En ese preciso instante, el mundo pareció detenerse. El tiempo se congeló en las paredes de aquella mansión señorial.
Beatriz, que acababa de llevarse la copa a los labios, se quedó paralizada. El cristal resbaló de sus dedos y se hizo añicos contra el suelo.
El vino tinto se extendió por la alfombra blanca como una mancha de sangre, un presagio oscuro que nadie pudo ignorar.
La madre de Sofía se llevó las manos a la boca, sus ojos se abrieron desmesuradamente y un gemido ahogado escapó de su garganta.
—¿Elena? —susurró Beatriz, y su voz no parecía suya, sino la de un fantasma que regresaba del olvido—. ¿Elena Herrera?
Mateo asintió, confundido por la reacción tan visceral de la mujer que, en unos meses, se suponía sería su suegra.
—Sí, señora. ¿La conoce? Ella trabajó hace muchos años en una casa de salud en el sur…
Ricardo se puso de pie lentamente. Su rostro, antes duro, ahora estaba desencajado por una revelación que le golpeaba las entrañas.
—Beatriz… —dijo Ricardo, y su voz era un trueno contenido—. Dime que no es lo que estoy pensando.

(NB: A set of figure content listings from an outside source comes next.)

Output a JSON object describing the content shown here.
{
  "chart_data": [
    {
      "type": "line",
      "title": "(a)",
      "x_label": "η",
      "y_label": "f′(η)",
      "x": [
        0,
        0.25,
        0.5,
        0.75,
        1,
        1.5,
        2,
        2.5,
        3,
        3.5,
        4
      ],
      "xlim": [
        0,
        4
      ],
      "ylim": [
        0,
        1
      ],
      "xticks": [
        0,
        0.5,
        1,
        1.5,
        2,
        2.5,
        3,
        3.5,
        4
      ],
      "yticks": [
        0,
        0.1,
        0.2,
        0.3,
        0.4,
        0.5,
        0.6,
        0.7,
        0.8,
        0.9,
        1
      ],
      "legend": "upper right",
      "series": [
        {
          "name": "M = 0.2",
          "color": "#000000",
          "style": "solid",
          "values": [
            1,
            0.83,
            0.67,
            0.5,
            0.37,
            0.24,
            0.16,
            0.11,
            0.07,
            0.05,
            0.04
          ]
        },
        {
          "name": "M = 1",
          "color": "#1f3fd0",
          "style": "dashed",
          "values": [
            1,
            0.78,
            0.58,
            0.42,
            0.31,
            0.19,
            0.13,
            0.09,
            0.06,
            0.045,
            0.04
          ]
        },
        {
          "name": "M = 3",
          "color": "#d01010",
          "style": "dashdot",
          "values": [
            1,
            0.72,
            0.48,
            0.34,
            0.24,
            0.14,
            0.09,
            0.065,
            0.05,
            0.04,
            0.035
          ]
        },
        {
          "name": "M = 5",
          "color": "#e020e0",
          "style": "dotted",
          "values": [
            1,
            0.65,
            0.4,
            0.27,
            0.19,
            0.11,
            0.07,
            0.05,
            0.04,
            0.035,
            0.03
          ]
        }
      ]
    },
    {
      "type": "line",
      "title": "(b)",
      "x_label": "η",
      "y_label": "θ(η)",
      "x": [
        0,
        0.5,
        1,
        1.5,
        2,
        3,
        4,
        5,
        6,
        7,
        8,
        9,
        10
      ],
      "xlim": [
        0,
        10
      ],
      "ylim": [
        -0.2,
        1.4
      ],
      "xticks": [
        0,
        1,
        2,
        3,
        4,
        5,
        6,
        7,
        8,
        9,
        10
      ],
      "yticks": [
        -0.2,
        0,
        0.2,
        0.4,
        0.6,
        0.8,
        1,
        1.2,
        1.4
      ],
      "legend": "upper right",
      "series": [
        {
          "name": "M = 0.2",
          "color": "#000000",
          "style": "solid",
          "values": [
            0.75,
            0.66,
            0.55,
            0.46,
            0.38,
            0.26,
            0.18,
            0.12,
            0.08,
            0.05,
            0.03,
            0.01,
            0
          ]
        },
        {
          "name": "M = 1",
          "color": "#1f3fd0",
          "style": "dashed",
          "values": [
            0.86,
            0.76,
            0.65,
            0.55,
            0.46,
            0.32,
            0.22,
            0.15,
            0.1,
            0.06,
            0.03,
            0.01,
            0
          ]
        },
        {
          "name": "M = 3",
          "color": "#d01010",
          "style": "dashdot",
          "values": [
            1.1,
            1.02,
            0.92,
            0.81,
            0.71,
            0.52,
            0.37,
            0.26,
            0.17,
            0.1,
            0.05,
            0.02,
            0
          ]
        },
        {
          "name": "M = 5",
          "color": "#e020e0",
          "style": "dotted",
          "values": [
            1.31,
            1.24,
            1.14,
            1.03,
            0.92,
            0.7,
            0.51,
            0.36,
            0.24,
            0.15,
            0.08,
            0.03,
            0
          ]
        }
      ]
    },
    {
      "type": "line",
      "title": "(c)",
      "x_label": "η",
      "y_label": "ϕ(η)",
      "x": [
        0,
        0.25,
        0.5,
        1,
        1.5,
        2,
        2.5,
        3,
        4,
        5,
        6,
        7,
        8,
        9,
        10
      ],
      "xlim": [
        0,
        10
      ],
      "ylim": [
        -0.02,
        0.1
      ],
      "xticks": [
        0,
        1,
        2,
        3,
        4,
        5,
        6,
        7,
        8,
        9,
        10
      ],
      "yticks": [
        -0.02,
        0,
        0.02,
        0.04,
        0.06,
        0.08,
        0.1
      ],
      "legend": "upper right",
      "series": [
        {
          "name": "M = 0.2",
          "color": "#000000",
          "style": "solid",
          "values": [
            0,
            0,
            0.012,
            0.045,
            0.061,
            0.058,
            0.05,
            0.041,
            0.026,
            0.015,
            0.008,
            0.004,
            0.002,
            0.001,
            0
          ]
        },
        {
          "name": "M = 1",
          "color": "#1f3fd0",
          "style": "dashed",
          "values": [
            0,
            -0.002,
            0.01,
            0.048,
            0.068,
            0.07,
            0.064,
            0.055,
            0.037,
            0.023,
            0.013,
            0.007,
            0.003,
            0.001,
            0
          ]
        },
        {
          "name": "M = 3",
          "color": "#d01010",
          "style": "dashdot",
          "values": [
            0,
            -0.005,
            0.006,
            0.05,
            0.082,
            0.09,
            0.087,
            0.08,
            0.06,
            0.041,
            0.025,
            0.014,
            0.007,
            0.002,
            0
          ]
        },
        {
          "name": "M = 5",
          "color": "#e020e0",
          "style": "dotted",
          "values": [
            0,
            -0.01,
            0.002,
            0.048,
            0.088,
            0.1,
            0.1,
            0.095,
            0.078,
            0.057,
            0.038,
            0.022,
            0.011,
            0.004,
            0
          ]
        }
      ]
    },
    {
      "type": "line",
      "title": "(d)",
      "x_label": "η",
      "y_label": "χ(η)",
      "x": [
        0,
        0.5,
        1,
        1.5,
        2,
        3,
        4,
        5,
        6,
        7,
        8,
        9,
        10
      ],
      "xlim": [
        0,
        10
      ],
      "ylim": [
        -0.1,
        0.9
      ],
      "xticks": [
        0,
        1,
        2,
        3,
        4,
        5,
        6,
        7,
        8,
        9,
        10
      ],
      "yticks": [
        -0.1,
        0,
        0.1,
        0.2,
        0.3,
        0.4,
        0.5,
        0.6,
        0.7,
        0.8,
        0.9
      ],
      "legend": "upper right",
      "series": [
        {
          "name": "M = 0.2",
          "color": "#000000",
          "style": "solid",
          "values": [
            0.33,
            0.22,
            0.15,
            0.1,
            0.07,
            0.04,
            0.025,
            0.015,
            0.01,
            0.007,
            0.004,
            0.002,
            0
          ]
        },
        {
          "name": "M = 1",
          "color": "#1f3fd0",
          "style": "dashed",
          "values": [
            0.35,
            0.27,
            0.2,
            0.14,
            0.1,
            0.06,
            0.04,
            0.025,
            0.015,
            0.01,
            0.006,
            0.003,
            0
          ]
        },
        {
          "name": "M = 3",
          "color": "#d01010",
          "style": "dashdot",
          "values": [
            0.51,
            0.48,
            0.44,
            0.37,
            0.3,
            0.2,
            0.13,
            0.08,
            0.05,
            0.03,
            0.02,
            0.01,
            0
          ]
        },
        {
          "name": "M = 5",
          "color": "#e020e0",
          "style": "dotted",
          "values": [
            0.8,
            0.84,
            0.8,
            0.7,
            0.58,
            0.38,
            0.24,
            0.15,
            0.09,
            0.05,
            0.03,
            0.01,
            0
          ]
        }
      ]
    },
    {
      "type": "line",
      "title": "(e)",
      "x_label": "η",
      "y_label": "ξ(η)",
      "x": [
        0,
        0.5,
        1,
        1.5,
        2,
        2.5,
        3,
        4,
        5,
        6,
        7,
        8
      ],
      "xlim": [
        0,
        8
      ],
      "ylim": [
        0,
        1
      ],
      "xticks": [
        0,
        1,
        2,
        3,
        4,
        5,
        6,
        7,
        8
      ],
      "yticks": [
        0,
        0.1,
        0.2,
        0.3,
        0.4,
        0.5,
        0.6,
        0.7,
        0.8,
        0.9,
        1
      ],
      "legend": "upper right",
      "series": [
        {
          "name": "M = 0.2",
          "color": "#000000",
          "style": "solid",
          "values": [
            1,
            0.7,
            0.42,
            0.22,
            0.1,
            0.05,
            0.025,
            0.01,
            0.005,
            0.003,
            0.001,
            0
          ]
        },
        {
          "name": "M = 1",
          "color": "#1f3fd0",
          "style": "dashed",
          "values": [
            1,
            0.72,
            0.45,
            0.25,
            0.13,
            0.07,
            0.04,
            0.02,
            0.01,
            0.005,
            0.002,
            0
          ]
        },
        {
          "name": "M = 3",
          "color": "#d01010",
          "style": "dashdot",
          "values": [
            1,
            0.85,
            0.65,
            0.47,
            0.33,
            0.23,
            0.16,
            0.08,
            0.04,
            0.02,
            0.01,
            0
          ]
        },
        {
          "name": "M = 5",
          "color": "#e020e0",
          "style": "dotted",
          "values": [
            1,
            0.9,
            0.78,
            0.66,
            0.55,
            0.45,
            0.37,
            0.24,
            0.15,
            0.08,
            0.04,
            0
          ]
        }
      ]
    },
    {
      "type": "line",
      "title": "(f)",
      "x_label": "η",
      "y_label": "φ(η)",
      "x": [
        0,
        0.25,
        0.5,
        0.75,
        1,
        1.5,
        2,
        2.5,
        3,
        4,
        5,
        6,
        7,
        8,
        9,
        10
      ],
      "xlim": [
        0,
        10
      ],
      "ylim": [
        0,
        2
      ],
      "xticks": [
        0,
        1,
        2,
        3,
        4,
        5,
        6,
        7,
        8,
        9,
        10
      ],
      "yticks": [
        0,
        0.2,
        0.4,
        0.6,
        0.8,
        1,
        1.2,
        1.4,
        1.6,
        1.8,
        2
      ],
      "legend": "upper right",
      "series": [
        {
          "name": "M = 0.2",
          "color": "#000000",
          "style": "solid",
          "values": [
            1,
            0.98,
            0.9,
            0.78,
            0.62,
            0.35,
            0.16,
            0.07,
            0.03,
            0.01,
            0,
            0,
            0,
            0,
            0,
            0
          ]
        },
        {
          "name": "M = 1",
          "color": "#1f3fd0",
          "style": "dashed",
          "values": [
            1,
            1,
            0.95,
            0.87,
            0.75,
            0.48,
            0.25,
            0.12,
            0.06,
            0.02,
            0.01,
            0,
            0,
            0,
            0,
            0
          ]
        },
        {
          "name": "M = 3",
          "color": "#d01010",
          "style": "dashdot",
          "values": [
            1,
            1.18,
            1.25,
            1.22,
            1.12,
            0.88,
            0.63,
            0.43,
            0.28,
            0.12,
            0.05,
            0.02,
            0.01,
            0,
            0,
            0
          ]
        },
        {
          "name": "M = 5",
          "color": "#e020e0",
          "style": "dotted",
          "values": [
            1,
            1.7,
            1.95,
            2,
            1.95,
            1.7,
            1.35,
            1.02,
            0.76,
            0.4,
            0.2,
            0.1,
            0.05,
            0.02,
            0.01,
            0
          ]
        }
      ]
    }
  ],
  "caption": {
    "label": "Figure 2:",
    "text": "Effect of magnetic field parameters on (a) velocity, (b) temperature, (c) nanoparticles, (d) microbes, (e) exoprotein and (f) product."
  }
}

Dime que no es él.
Sofía miraba a uno y a otro, con el corazón galopando en su garganta, sintiendo que el suelo bajo sus pies empezaba a agrietarse.
—¿Qué pasa? —preguntó Sofía, con la voz quebrada—. ¿De qué están hablando? ¿Qué tiene que ver la mamá de Mateo con nosotros?
Beatriz empezó a sollozar, un llanto desconsolado que nacía desde lo más profundo de sus entrañas, un dolor guardado por décadas.
—Perdóname, Ricardo… perdóname, Sofía —balbuceó Beatriz entre lágrimas, mientras se derrumbaba en su silla.
El aire en la habitación se volvió irrespirable, cargado de una verdad que amenazaba con destruirlo todo a su paso.